As many as 15 mining and natural resources companies may sell shares in Hong Kong in the next 12 months, according to a PricewaterhouseCoopers statement yesterday.
Hong Kong Exchanges’ Arculli said the bourse will probably look “at a broader range” of resource companies, and not concentrate on one market or one country.
“Our objectives remain unchanged,” he said yesterday. “It might mean that we have to work a little bit harder. We are a late comer to this particular sector, but so far, we’ve done reasonably well.”
RUSAL SALES
Other than Moscow-based Rusal’s US$2.2 billion share sales, the Hong Kong bourse also won the listings for IRC, the iron ore unit of London’s Petropavlovsk Plc, and Mongolian Mining Corp. Resource companies raised more than $4 billion in Hong Kong this year, more than Australia, Singapore and Tokyo combined.
The biggest offering in Sydney and Singapore this year was the A$400 million IPO by Australian coal developer Aston Resources, data show.
“Hong Kong Exchanges has promising prospects, so it’s up to the competitors to come up with new objectives,” Dominic Chan, an analyst at BNP Paribas SA, said in Hong Kong.
Singapore Exchange’s merger with ASX has hurdles to overcome. Bob Brown, the leader of the Greens party in Australia’s parliament, said he won’t be supporting the takeover. Atsushi Saito, president of Tokyo’s stock exchange, said the merger will dilute the bourse’s almost 5% stake in Singapore Exchange to about 3.1%.
REGULATORY APPROVAL
“There are still lots of uncertainties,” said Geoff Lewis, Hong Kong-based head of investment services at JPMorgan Asset Management. “They still need regulatory approval. It will be going on for a long time.”
That gives Arculli’s company time as it seeks to diversify its IPOs beyond Chinese companies, which included the Hong Kong tranche of Agricultural Bank of China Ltd.’s US$22.1 billion share sale this year. Combining the exchanges in Singapore and Australia will create a company overseeing about US$2 trillion of shares, still short of Hong Kong’s US$2.6 trillion.
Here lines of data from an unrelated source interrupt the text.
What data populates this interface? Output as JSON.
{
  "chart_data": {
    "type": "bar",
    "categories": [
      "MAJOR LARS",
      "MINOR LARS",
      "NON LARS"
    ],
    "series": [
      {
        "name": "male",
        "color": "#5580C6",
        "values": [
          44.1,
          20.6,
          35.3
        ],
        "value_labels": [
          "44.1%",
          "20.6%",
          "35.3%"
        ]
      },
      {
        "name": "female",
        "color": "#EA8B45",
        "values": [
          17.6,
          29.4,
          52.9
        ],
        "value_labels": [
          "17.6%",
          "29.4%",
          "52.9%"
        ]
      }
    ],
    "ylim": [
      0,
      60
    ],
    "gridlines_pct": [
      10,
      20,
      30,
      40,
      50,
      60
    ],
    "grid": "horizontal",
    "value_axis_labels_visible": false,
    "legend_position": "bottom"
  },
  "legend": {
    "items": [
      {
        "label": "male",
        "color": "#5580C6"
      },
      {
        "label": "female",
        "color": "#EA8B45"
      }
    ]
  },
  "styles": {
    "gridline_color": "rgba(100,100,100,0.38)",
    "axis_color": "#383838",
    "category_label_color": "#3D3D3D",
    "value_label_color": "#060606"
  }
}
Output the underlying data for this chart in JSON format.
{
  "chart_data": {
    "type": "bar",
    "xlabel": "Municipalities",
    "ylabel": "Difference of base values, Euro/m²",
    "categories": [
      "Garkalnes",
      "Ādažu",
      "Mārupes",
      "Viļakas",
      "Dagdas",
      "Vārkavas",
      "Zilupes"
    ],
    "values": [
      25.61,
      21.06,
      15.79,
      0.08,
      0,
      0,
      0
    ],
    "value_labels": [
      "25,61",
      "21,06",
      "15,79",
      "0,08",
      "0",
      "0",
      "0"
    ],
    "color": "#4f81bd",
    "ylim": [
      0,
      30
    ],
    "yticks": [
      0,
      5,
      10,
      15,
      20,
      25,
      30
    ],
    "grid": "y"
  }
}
OAO EuroSibEnergo, the power utility unit of billionaire Oleg Deripaska, is seeking a share sale in Hong Kong valuing it at US$8 billion, a person familiar with the plans said in August. Brazil’s Vale SA, the world’s biggest iron ore producer, has started its application to list depositary receipts in Hong Kong, Jose Carlos Martins, executive director of sales and strategy, said Sept. 29.
“The combination of SGX and ASX is a natural and inevitable development in regional capital markets,” Owen Hegarty, vice chairman of G-Resources Group, a Hong Kong-based mining company backed by BlackRock Inc. “As for Hong Kong, it will probably speed up its program to embrace greater resources company exposure.”